Он почти до конца мне не верил. Хотя увидел и пустую квартиру, откуда унесли муниципальную мебель, а то, что принадлежало родителям – в маленьком контейнере складировали в подвале.
– Ты псих, – сказал Глеб, когда автобус подъезжал к космопорту. Он начал верить. – Будешь дебилом. Ты что, старых модулей не видел?
– Они вовремя не вышли, – сказал я. Чемоданчик с вещами я держал на коленях. Как я узнал из контракта, у меня было право на двенадцать килограммов вещей.
– И ты не выйдешь. За пять лет мозги спекаются. – Глеб вдруг облизнул губы и сказал: – У меня билет имперской лотереи, ты знаешь?
Я знал. У Глеба был один шанс из двадцати выиграть бесплатное обучение на любую специальность. Он собирался стать пилотом, конечно же.
– Хочешь, я его тебе отдам?
– Тебя родители убьют, – ответил я.
– Нет. Не убьют. Я уже поговорил с ними. Я могу переписать билет на тебя. Хочешь?
Билет имперской лотереи – это здорово. Я о нем и не мечтал… зато нейрошунт у меня «Креатив», а у Глеба – только «Нейрон».
– Спасибо, Глеб. Не надо.
Он растерянно заморгал жиденькими белыми ресницами. Глеб очень светловолосый и бледный. Это не мутация, это наследственность.
– Тиккирей, я честно…
– Глеб, я вечером буду в космосе.
– Это будешь не ты, – прошептал Глеб.
Когда автобус остановился у гостиницы, он вяло протянул мне руку. Я ее пожал и спросил:
– Зайдешь?
Глеб покачал головой, и я не стал спорить. Долгие проводы – лишние слезы.
Меня ждал космос.
Я не знал, где живет старпом и остальной экипаж корабля. Поэтому пошел в номер к доктору.

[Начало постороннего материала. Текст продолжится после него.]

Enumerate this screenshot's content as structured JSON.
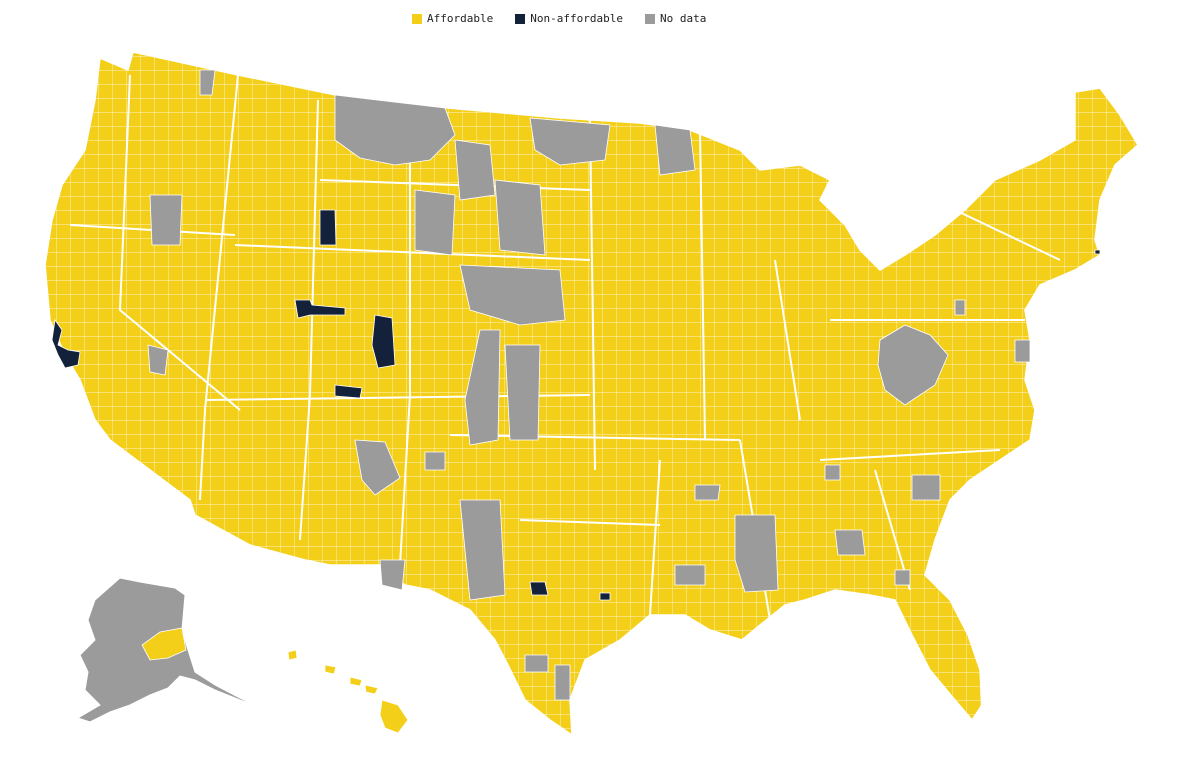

Дверь снова была не заперта, и дверь в ванную распахнута. Антон стоял у зеркала, в одних трусах, и брился древней механической бритвой. Будто нельзя заморозить все волосяные фолликулы раз и навсегда.

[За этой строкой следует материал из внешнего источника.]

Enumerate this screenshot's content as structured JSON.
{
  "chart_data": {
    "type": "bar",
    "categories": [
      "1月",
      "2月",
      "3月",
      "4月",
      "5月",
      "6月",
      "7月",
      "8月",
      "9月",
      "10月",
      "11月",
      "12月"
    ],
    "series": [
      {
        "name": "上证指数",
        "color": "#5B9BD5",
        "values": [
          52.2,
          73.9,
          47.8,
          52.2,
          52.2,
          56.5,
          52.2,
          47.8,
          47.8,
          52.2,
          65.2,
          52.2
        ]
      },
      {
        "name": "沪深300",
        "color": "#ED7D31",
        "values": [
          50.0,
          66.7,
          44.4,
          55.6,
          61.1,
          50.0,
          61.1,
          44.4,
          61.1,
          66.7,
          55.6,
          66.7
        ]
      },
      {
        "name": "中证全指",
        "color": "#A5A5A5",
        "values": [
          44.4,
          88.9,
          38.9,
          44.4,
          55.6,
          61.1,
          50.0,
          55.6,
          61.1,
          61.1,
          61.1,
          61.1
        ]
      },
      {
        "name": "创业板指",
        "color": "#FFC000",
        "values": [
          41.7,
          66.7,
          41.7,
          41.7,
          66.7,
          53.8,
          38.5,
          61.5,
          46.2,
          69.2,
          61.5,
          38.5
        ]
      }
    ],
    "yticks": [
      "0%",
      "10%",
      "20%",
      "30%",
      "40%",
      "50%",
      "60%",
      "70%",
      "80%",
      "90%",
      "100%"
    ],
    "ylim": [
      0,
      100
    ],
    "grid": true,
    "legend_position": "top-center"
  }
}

– Ага, – сказал он, не оборачиваясь. Я видел только отражение его глаз в зеркале, но мне показалось, что их выражение изменилось. – Ясно. Номер семьдесят три. Там капитан.
– Кто пришел? – раздался голос из комнаты. Тонкий, девичий.
– Это не к нам, – отозвался Антон. Но из комнаты выглянула смуглая девушка – одна из тех, что вчера смеялась. При виде меня она вначале улыбнулась, а потом помрачнела. Наверное, она была совсем голая, потому что замоталась в простыню.
– Здравствуйте, – сказал я.
– Какой ты дурачок, – сказала девушка. – Господи, ну откуда берутся…
– Замолкни, груз! – процедил я. Получилось. Почти как у старпома. Девушка замолчала, часто моргая. Антон на миг прекратил бриться, потом бритва продолжила движения. Вверх-вниз.
А я повернулся и пошел в семьдесят третий номер.
Капитан был младше и старпома, и доктора. Наверное, он окончил какую-то очень известную космошколу, если ему доверили командовать кораблем. Крепкий, красивый, в парадной белой форме.
– Тиккирей, – утвердительно сказал он, когда я вошел. Почему-то я понял, что он видел запись моего вчерашнего обследования, и мне стало стыдно. Перед Антоном или старпомом не было стыдно. А перед настоящим капитаном, который, даже сидя один в номере, оставался в парадной одежде, – стыдно.